Heaven forbid I had to share my feelings. That was my kryptonite. Whether to friends or therapists, the relationship was not long-lived once I had spilled my beans. Emotional closeness felt like stepping on a slug barefoot; it was yucky. It was also scary. The facade I had created of a successful, strong, capable, and functioning member of society was at risk if I let on to what was really going on inside. A tangled mess of confusion, loneliness, anxiety, depression and disconnection.
Watching 3 Mics yesterday on Netflix brought this all back up. The memories of my 20-something-year-old self desperately seeking help for the emotionally broken child within me sobbing uncontrollably as I repeated over and over the story of my childhood in a therapist’s office while at the same time running as far away from the pain as I could in the arms of lovers, both foreign and domestic.
3 Mics is a comedy special, a one-man show by Neal Brennan. His one-liners were funny, but what left an indelible impression on me was his candid revelations of his own journey through depression as a result of growing up with a violent, alcoholic, and narcissistic father. I envy people who can string together minimal words into impactful sentences. Listening to him describe his story and reading comments on his page from his fans sharing how they felt he was telling their story reinforces a truth that while our stories may be unique, our pain is the same.
He recalls growing up as the youngest of his parent’s 10 children, with a father who took up all the physical and emotional space in a room, learning to stifle his feelings so that eventually they atrophied and in order to feel anything, in essence, became addicted to achievement and adrenaline and yet the rush of his successes never quite satisfying his core needs, to which I can wholeheartedly relate.
I used achievement and adrenaline to feel as well. Growing up, I didn’t feel seen or appreciated, so in school and work, I worked hard to be recognized as talented and dedicated, which was made easy by being an INTJ. Adrenaline came in the form of drama, relationship drama specifically. If I wasn’t having one-night stands with strange men, then I was stirring up havoc in my relationships as a result of my love addiction and intimacy avoidance.

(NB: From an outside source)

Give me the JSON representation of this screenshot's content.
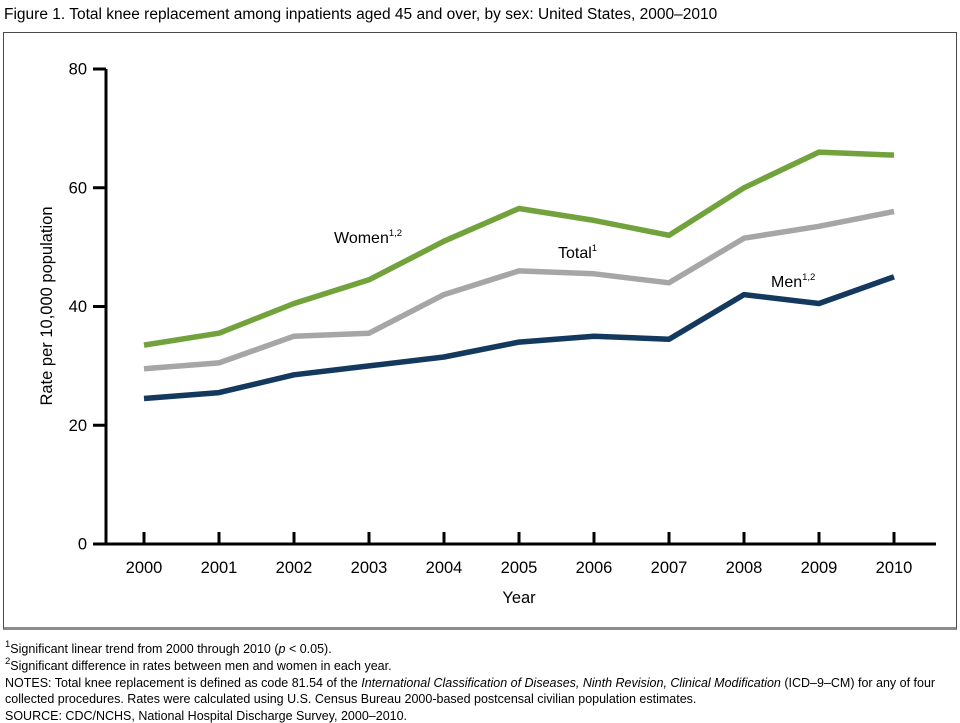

Unlike Neal, I’ve never been medicated. I never got far enough with any therapist to have that topic come up. I just learned to cope and hide when things got too real. Until I had had enough of the turmoil. I was fed up with spinning my wheels in life, love, and career. There is no one path to emotional freedom, but the result, I believe, is universal, reconnecting with your true self, your forgotten self, and learning to help the broken child within you become whole again.
This is the journey I began about 5 years ago and one I continue on with compassion and love for myself.